Crinetics Pharmaceuticals, Inc.

6055 Lusk Boulevard

San Diego, CA 92121

Re: Crinetics Pharmaceuticals, Inc. — At the Market Offering of Shares of Common Stock having an Aggregate Offering Price of up to $350,000,000

Ladies and Gentlemen:

We have acted as counsel to Crinetics Pharmaceuticals, Inc., a Delaware corporation (the “Company”), in connection with the sale and issuance by the Company from time to time of shares of its common stock, $0.001 par value per share (the “Common Stock”), having an aggregate offering price of up to $350,000,000 (collectively, the “Shares”) pursuant to (i) the terms of the Sales Agreement, dated June 21, 2024 (the “Sales Agreement”), among the Company, Leerink Partners LLC and Cantor Fitzgerald & Co. (together, the “Agents”), and (ii) the Registration Statement on Form S-3 (Registration No. 333-280407) (the “Registration Statement”), the related Prospectus dated June 21, 2024 (the “Base Prospectus”) and the related Prospectus Supplement dated June 21, 2024 (together with the Base Prospectus, the “Prospectus”), filed with the Securities and Exchange Commission (the “Commission”) under the Securities Act of 1933, as amended (the “Securities Act”). The Shares will be issued from time to time in public offerings at market or negotiated prices under Rule 415 of the Securities Act.

This opinion is being furnished in connection with the requirements of Item 601(b)(5) of Regulation S-K under the Securities Act, and no opinion is expressed herein as to any matter pertaining to the contents of the Registration Statement or the Prospectus, other than as expressly stated herein with respect to the Shares.

As counsel for the Company, we have examined the Registration Statement, the Sales Agreement, the Company’s Amended and Restated Certificate of Incorporation (the “Charter”), the Company’s Amended and Restated Bylaws and originals or copies, certified or otherwise identified to our satisfaction, of such agreements, instruments, documents, certificates and records as we have deemed relevant and necessary for the basis of our opinions hereinafter expressed, and we are familiar with the proceedings taken and proposed to be taken by the Company in connection with the authorization, issuance and sale of the Shares. In such examination, we have assumed: (i) the authenticity of original documents and the genuineness of all signatures; (ii) the conformity to the originals of all documents submitted to us as copies; (iii) the truth, accuracy and completeness of the information, representations and warranties contained in the agreements, instruments, documents, certificates and records that we have reviewed; and (iv) the legal capacity of all natural persons. As to all matters of fact, we have relied on the representations and statements of fact made in the documents so reviewed, and we have not independently established or verified the facts so relied on. We have further assumed that, upon the issuance of any of the Shares, the total number of shares of Common Stock issued and outstanding will not exceed the total number of shares of Common Stock that the Company is then authorized to issue under the Charter. This opinion letter is given, and all statements herein are made, in the context of the foregoing.

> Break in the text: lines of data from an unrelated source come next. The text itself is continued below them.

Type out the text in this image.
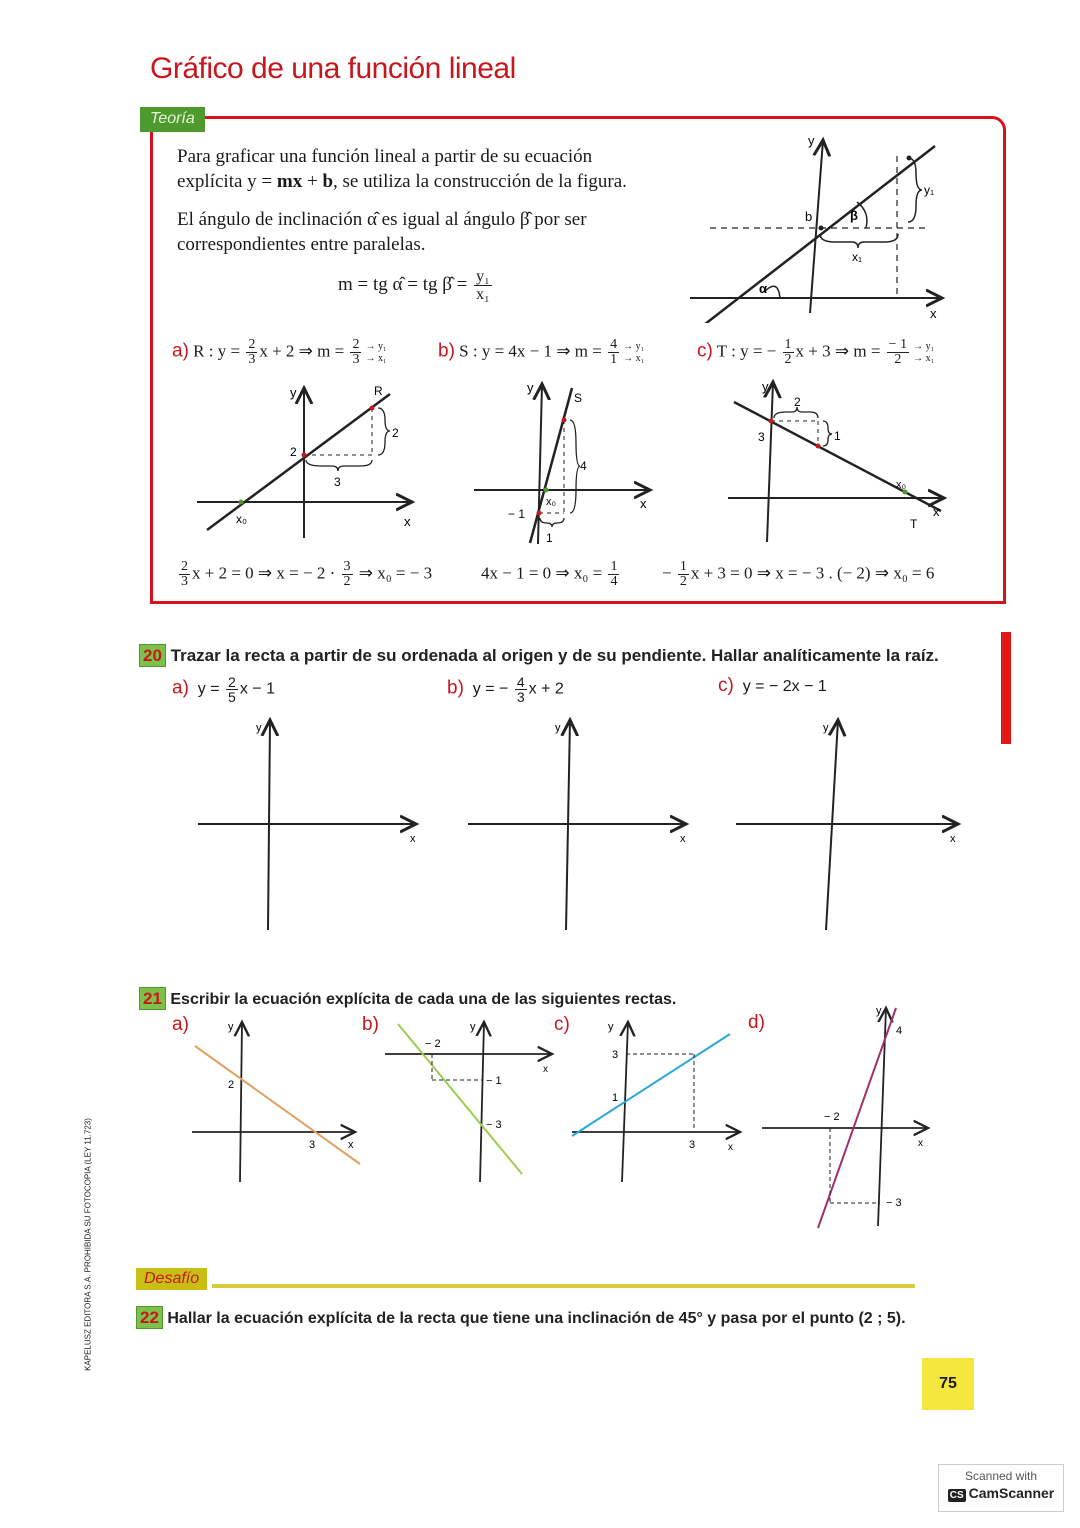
Gráfico de una función lineal
Teoría
Para graficar una función lineal a partir de su ecuación
explícita y = mx + b, se utiliza la construcción de la figura.
El ángulo de inclinación α̂ es igual al ángulo β̂ por ser
correspondientes entre paralelas.
m = tg α̂ = tg β̂ = $\frac{\text{y₁}}{\text{x₁}}$
y
x
b	β
α
y₁
x₁
a) R : $y = \frac{2}{3}$ x + 2 ⇒ $m = \frac{2}{3} \to y_1$
→ x₁	b) S : y = 4x − 1 ⇒ $m = \frac{4}{1} \to y_1$
→ x₁	c) T : y = − $\frac{1}{2}$ x + 3 ⇒ $m = \frac{- 1}{2} \to y_1$
→ x₁
y
x
R
2
2
3
x₀
y
x
S
− 1
4
1
x₀
y
x
T
3	1
2
x₀
$\frac{2}{3}$ x + 2 = 0 ⇒ x = − $2 \cdot \frac{3}{2}$ ⇒ x₀ = − 3	4x − 1 = 0 ⇒ $x_0 = \frac{1}{4}$	− $\frac{1}{2}$ x + 3 = 0 ⇒ x = − 3 . (− 2) ⇒ x₀ = 6
20 Trazar la recta a partir de su ordenada al origen y de su pendiente. Hallar analíticamente la raíz.
a) $y = \frac{2}{5}$ x − 1	b) y = − $\frac{4}{3}$ x + 2	c) y = − 2x − 1
y
x
y
x
y
x
21 Escribir la ecuación explícita de cada una de las siguientes rectas.
a)	y
x
2
3
b)	y
x
− 2
− 1
− 3
c)	y
x
3
1
3
d)
y
x
4
− 2
− 3
Desafío
22 Hallar la ecuación explícita de la recta que tiene una inclinación de 45° y pasa por el punto (2 ; 5).
75
KAPELUSZ EDITORA S.A. PROHIBIDA SU FOTOCOPIA (LEY 11.723)
Scanned with
CS CamScanner
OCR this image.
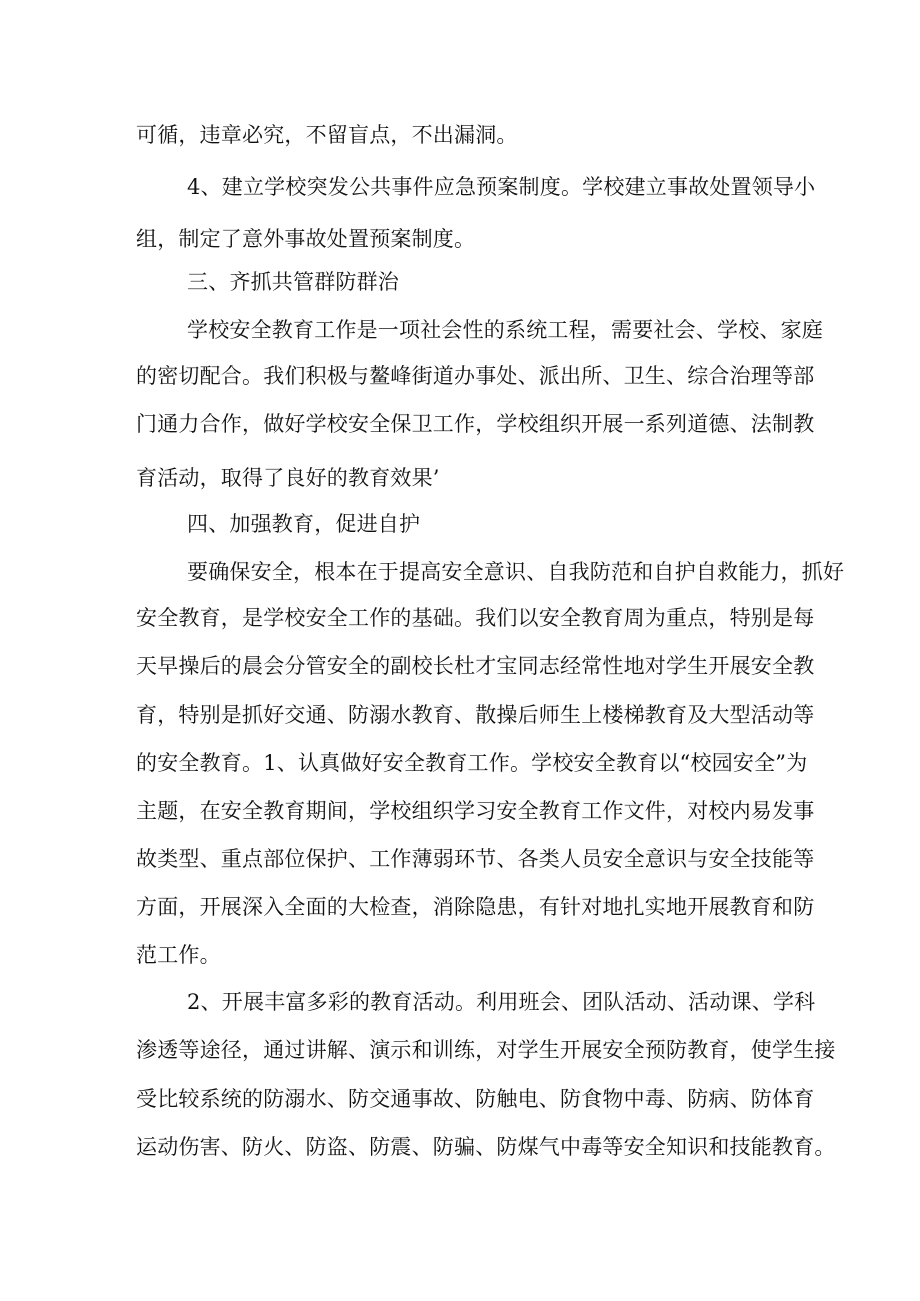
可循，违章必究，不留盲点，不出漏洞。
4、建立学校突发公共事件应急预案制度。学校建立事故处置领导小
组，制定了意外事故处置预案制度。
三、齐抓共管群防群治
学校安全教育工作是一项社会性的系统工程，需要社会、学校、家庭
的密切配合。我们积极与鳌峰街道办事处、派出所、卫生、综合治理等部
门通力合作，做好学校安全保卫工作，学校组织开展一系列道德、法制教
育活动，取得了良好的教育效果’
四、加强教育，促进自护
要确保安全，根本在于提高安全意识、自我防范和自护自救能力，抓好
安全教育，是学校安全工作的基础。我们以安全教育周为重点，特别是每
天早操后的晨会分管安全的副校长杜才宝同志经常性地对学生开展安全教
育，特别是抓好交通、防溺水教育、散操后师生上楼梯教育及大型活动等
的安全教育。1、认真做好安全教育工作。学校安全教育以“校园安全”为
主题，在安全教育期间，学校组织学习安全教育工作文件，对校内易发事
故类型、重点部位保护、工作薄弱环节、各类人员安全意识与安全技能等
方面，开展深入全面的大检查，消除隐患，有针对地扎实地开展教育和防
范工作。
2、开展丰富多彩的教育活动。利用班会、团队活动、活动课、学科
渗透等途径，通过讲解、演示和训练，对学生开展安全预防教育，使学生接
受比较系统的防溺水、防交通事故、防触电、防食物中毒、防病、防体育
运动伤害、防火、防盗、防震、防骗、防煤气中毒等安全知识和技能教育。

Based upon, subject to and limited by the foregoing, it is our opinion that, upon issuance, delivery and payment therefor in the manner contemplated by the Registration Statement, the Prospectus, the Sales Agreement and resolutions of the Board of Directors of the Company or a duly authorized committee thereof, the Shares will be validly issued, fully paid and nonassessable.

This opinion letter is based as to matters of law solely on the Delaware General Corporation Law, as amended. We express no opinion herein as to any other laws, statutes, ordinances, rules or regulations. As used herein, the term “Delaware General Corporation Law, as amended” includes the statutory provisions contained therein, all applicable provisions of the Delaware Constitution and reported judicial decisions interpreting these laws.

 


Board of Directors

Crinetics Pharmaceuticals, Inc.

June 21, 2024

Page 2

 

This opinion is furnished to you in connection with the filing by the Company of a Current Report on Form 8-K relating to the offer and sale of the Shares, which Form 8-K will be incorporated by reference into the Registration Statement and Prospectus, and may not be relied upon for any other purpose without our express written consent. No opinion may be implied or inferred beyond the opinion expressly stated. This opinion is given as of the date hereof, and we assume no obligation to advise you of any changes in applicable law or any facts or circumstances that come to our attention after the date hereof that may affect the opinion contained herein.

We hereby consent to the filing of this opinion letter as an exhibit to the above-described Current Report on Form 8-K and to reference to us under the caption “Legal Matters” in the Prospectus. In giving such consent, we do not hereby admit that we are acting within the category of persons whose consent is required under Section 7 of the Securities Act or the rules or regulations of the Commission thereunder.